WASHINGTON -- The Supreme Court gave states permission yesterday to save money on benefits for needy children by cutting back on monthly allowances when a child becomes orphaned or abandoned and goes to live with a relative already raising children on welfare.
Under the rule upheld unanimously, all children who live with a single provider who is not their parent are lumped together for welfare purposes as if they were all closely related family members, even if they are not.
The result is that each child's individual share of a monthly check goes down.
Similar rules are on the books in 29 states.
Welfare rights groups had tried unsuccessfully to persuade the court to strike down such an approach. "By folding an abandoned child into the same assistance unit as the extended family that takes him in, the rule dramatically diminishes grants to both the child and the family assistance unit," legal aid groups told the justices.

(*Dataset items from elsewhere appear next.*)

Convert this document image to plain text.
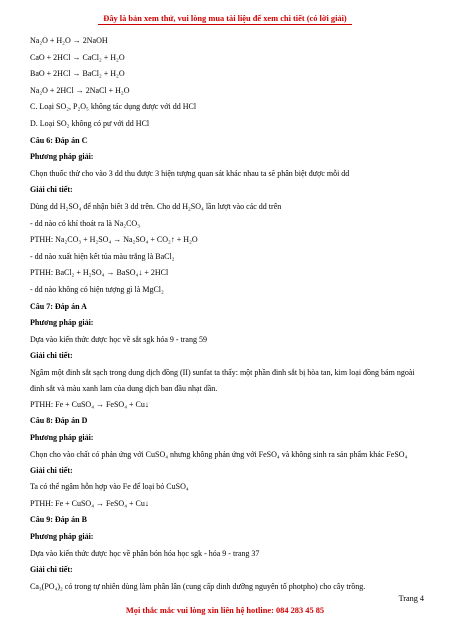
Đây là bản xem thử, vui lòng mua tài liệu để xem chi tiết (có lời giải)
Na₂O + H₂O → 2NaOH
CaO + 2HCl → CaCl₂ + H₂O
BaO + 2HCl → BaCl₂ + H₂O
Na₂O + 2HCl → 2NaCl + H₂O
C. Loại SO₂, P₂O₅ không tác dụng được với dd HCl
D. Loại SO₂ không có pư với dd HCl
Câu 6: Đáp án C
Phương pháp giải:
Chọn thuốc thử cho vào 3 dd thu được 3 hiện tượng quan sát khác nhau ta sẽ phân biệt được mỗi dd
Giải chi tiết:
Dùng dd H₂SO₄ để nhận biết 3 dd trên. Cho dd H₂SO₄ lần lượt vào các dd trên
- dd nào có khí thoát ra là Na₂CO₃
PTHH: Na₂CO₃ + H₂SO₄ → Na₂SO₄ + CO₂↑ + H₂O
- dd nào xuất hiện kết tủa màu trắng là BaCl₂
PTHH: BaCl₂ + H₂SO₄ → BaSO₄↓ + 2HCl
- dd nào không có hiện tượng gì là MgCl₂
Câu 7: Đáp án A
Phương pháp giải:
Dựa vào kiến thức được học về sắt sgk hóa 9 - trang 59
Giải chi tiết:
Ngâm một đinh sắt sạch trong dung dịch đồng (II) sunfat ta thấy: một phần đinh sắt bị hòa tan, kim loại đồng bám ngoài đinh sắt và màu xanh lam của dung dịch ban đầu nhạt dần.
PTHH: Fe + CuSO₄ → FeSO₄ + Cu↓
Câu 8: Đáp án D
Phương pháp giải:
Chọn cho vào chất có phản ứng với CuSO₄ nhưng không phản ứng với FeSO₄ và không sinh ra sản phẩm khác FeSO₄
Giải chi tiết:
Ta có thể ngâm hỗn hợp vào Fe để loại bỏ CuSO₄
PTHH: Fe + CuSO₄ → FeSO₄ + Cu↓
Câu 9: Đáp án B
Phương pháp giải:
Dựa vào kiến thức được học về phân bón hóa học sgk - hóa 9 - trang 37
Giải chi tiết:
Ca₃(PO₄)₂ có trong tự nhiên dùng làm phân lân (cung cấp dinh dưỡng nguyên tố photpho) cho cây trồng.
Trang 4
Mọi thắc mắc vui lòng xin liên hệ hotline: 084 283 45 85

"Faced with this reduction, a poor family is less likely to take in an abandoned child."
The American Association of Retired Persons also said that the one-welfare-unit rule will have a major financial impact on many of the 633,000 households in which a grandparent is raising grandchildren, often on welfare.
The Justice Department, however, had joined California and other states that have such rules in urging the court to uphold them. Nothing in federal welfare regulations, the department said, conflicts with the one-unit approach. The Supreme Court agreed in a unanimous decision upholding California's version of the rule.
Maryland does not follow the one-unit rule at stake in the court case. Needy children are treated as a single unit for welfare purposes in Maryland only if they are brothers and sisters living together, according to Helen Szablya of the state Department of Human Resources.
The practical effect of the rule upheld yesterday is illustrated by the situation of one California grandmother involved in the court case. Before the rule was issued, Verna Edwards was receiving $901 a month for caring for three needy children -- a granddaughter and two grand nieces. The granddaughter made one welfare unit, the two grand nieces a second. After California put its rule into effect, the household got $630 as a single unit -- a reduction of $271.
As a result, the grandmother, who is disabled, had to borrow money from a loan shark, and still there was not enough money to provide the children with adequate clothing, according to legal papers filed in the case.
Mrs. Edwards and two other women caring for relatives' children who had been orphaned had gone to federal court to challenge the California rule, contending that it violated federal regulations governing the Aid to Families with Dependent Children, one of the nation's main welfare programs.
They won their case when a federal appeals court in late 1993 struck down the state's rule. After that decision, federal officials ruled that federal regulations permit a rule like the one in California.
Other lower federal courts in separate cases had voted to uphold such rules, creating a conflict that the Supreme Court cleared up yesterday.
The court, in an opinion written by Justice Clarence Thomas, found no conflict with federal regulations.
"California is simply recognizing the economies of scale" that result when "children share a household," the court said.